Il pizzaiolo napoletano di 45 anni reo confesso dell’omicidio della ex moglie Mariarca Mennella, è stato condannato a 20 anni di reclusione tramite rito abbreviato.
La giovane donna, che si era trasferita con i 2 figli a Musile di Piave, nel veneziano, per ricominciare una nuova vita dopo la separazione, era stata accoltellata il 23 luglio del 2017 dall’ex marito Antonio Ascione. La sentenza di colpevolezza, che è stata pronunciata ieri dal Tribunale di Venezia, ha fatto indignare la famiglia della vittima.
La sentenza
L’uomo era stato accusato di omicidio volontario, vincolo di parentela, futili motivi, minorata difesa e minacce. Infatti, per molto tempo si è parlato del fatto che Ascione non avrebbe agito a seguito di un raptus omicida, ma che avrebbe commesso il crimine dopo un’attenta premeditazione e dopo una vera e proprio escalation di violenza. Tuttavia, il giudice non ha riconosciuto le aggravanti dei futili motivi e della premeditazione, ma ha stabilito un risarcimento per i familiari della vittima: 50 mila euro per i 2 figli, 30 mila euro per la madre e 20 mila euro per ciascuno dei 5 fratelli di Mariarca, che si erano costituiti parte civile.
La richiesta di ergastolo
Il Pubblico Ministero, Raffaele Incardona, aveva chiesto che all’imputato fosse dato l’ergastolo “per aver accoltellato ripetutamente sul tronco e sull’arto superiore sinistro la moglie cagionandone la morte con un fendente al dorso che ne perforava il polmone sinistro e che determinava lesioni viscerali e vascolari con emorragia massiva ed esito letale”. Il pizzaiolo 45enne, originario di Torre del Greco, avrebbe agito mentre la vittima stava dormendo, togliendole, quindi, ogni possibilità di difendersi. Tuttavia, la richiesta di ergastolo era stata sostenuta anche da Alberto Berardi, il legale dei familiari della vittima, che ha operato in collaborazione con lo Studio 3A.
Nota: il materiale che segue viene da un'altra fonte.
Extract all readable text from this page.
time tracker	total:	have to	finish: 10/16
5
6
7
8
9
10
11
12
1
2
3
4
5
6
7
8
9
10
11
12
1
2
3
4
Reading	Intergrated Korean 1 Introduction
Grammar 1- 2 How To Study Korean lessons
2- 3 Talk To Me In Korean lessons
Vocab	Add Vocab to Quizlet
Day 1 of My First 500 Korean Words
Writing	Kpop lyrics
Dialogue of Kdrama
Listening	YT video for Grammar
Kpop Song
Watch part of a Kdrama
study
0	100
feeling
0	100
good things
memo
La rabbia dei familiari della vittima
La sentenza emessa, quindi, come si può immaginare, ha lasciato insoddisfatti i parenti della vittima. Infatti, il loro rappresentante legale, ha affermato: “E’ una sentenza che lascia l’amaro in bocca soprattutto per l’aspetto fondamentale della premeditazione, a cui tenevamo particolarmente e per la quale abbiamo tanto lavorato e ci siamo battuti a fondo. Restiamo convinti che ci fossero tutti gli elementi per riconoscerla e che si è trattato di un gesto non estemporaneo, ma meditato nel tempo. Era giusto soprattutto nei confronti della famiglia che fosse riconosciuto che non si è trattato di un delitto d’impeto“. E ancora: “Tra novanta giorni, comunque, leggeremo le motivazioni e poi decideremo il da farsi. Sarebbero stati più giusti trent’anni, che poi sono quelli a cui l’omicida sarebbe stato condannato senza l’effetto premiale del rito abbreviato. Per un delitto odioso che ha distrutto una famiglia e ha lasciato senza genitori due figli minori, Ascione se ne esce con una pena assolutamente inadeguata. E’ una delle storture del sistema”.
Tuttavia, ha parlare è stata anche la sorella della 38enne assassinata, Assunta Mennella, che si è detta indignata per quanto deciso dai giudici. “Siamo tutti profondamente amareggiati, indignati e arrabbiati e aspettiamo a calmarci un po’ prima di informare i miei nipoti, a cui il padre ha già rovinato la vita. Non capiamo come non abbiano potuto riconoscere la premeditazione: c’erano anche i messaggi sul telefono di mia nipote che provavano come l’assassino avesse minacciato di morte Mariarca con un coltello pochi giorni prima. Siamo molto deluse. Mia sorella non ha avuto giustizia”. Queste le parole con cui la donna ha espresso la sua frustrazione per la sentenza emessa poche ore fa.